I wonder, what would have been life without sound, music? How would I have survived? How would I have appreciated these wonderful pieces of magic? I had heard that music requires no language. All this while I was listening to Marathi songs, because it is my mother-tongue, Hindi because it is our national language, German, because I have learnt that language and it is almost my second mother tongue now, English, because that was my medium of instruction in school and college. Only after I came to Bangalore, the above said sentence that music knows no language held good in my case. The wonderful songs from the movie "mungaru malaye" are always in my mind and I know the song "Anisuthide yaako indu" by-heart! And one more song which I have become fan of lately is the "ni nindale ni nindale" song of which I do not understand a word, but yet enjoy it to the fullest.

We form images and associations, maps etc with the words we hear and that happens when we listen to music of other languages also, I guess. We tend to just get wrapped in the pure thought and sentiment of that tune. I will not say we get engrossed in the meaning, because not every time, we understand it. I know someone whose mother-tongue is Oriya, but he liked Tamil songs too. So, it is not essentially the meaning of it which attracts us to it. It may be the mood, the time, the tune, the voice which attracts it to us.

Music has fostered so many relations world wide. People from different corners of world have come together for a cause and the medium to show their genuine concern is many times, Music! I do not know what people think of Michael Jackson, but I just love his song "Heal the world" and I think it is one of the best songs of all times, which advocate the cause of stopping child abuse, child labor so that this world is a better place for the children of tomorrow as they are going to be the ones who are going to shape the world. There are many such songs which are on my list of all time favorites. "Love will never die" is one such song by the group MLTR, which means that no matter what, love will always stand and will never lie, no matter where the people will be.

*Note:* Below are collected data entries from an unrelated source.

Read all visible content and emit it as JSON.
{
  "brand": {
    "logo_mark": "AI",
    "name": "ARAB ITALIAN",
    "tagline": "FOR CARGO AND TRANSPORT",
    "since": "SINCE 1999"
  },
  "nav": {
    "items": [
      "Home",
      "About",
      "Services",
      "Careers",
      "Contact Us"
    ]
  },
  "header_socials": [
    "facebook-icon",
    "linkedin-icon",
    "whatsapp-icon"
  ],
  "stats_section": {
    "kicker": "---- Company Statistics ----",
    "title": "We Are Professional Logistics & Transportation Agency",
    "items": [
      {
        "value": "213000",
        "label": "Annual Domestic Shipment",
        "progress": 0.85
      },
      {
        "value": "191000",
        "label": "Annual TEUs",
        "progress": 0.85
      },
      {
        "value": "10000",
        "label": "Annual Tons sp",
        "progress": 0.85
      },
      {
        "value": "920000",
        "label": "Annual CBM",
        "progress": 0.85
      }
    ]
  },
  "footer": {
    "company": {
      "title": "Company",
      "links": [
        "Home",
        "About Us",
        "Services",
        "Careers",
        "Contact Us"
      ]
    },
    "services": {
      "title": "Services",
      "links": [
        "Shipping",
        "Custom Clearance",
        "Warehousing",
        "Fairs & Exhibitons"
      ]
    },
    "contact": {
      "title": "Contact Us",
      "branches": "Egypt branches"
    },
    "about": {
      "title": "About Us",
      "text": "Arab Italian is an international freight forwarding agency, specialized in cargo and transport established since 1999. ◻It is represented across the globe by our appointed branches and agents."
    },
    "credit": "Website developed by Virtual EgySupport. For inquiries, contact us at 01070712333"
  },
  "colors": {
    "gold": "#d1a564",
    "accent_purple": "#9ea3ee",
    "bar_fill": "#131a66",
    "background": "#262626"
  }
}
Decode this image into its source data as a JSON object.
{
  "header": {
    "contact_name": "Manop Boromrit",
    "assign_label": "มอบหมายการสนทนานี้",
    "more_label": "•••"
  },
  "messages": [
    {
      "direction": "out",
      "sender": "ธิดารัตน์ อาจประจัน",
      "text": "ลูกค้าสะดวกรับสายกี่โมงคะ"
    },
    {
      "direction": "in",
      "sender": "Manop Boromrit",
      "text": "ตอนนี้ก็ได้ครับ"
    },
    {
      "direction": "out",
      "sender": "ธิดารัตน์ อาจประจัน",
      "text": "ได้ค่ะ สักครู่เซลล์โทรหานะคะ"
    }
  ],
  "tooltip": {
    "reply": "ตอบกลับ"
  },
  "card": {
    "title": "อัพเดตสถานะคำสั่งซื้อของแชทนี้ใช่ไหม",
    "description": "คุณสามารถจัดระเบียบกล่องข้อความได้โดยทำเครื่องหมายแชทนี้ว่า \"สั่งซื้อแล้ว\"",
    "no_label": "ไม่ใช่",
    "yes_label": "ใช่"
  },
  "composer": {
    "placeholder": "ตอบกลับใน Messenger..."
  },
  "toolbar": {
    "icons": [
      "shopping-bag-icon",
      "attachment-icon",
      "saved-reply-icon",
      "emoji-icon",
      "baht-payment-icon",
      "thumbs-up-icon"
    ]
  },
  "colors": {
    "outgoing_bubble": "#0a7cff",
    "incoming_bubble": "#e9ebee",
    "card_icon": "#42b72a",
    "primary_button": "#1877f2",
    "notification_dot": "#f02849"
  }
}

The song from the movie "Border", "bhagat singh" have a different flavor and fervor and they infuse feelings of patriotism in us, which has to be reminded to us many a times nowadays. Who thinks of the motherland anyways? Who is concerned what our fore-fathers underwent in the freedom struggles? Everybody is just concerned about self. One just song which I am sure must be creating nostalgia in the minds of people who are away from their motherland, families, friends is the song from the movie "Swades", "ye jo des hai tera, swades hai tera". Even if I am in Bangalore, very much in India, but away from my parents, I become very sad and think of running back to my mom's embrace.

Thus, music forms a very important component of my daily diet. I can't survive without it and that is a breather to me amidst this sometimes chaotic life. It helps me to come back to normal and attain the necessary balance to be able to survive in this competitive life.How can I ever thank the one who invented or discovered music?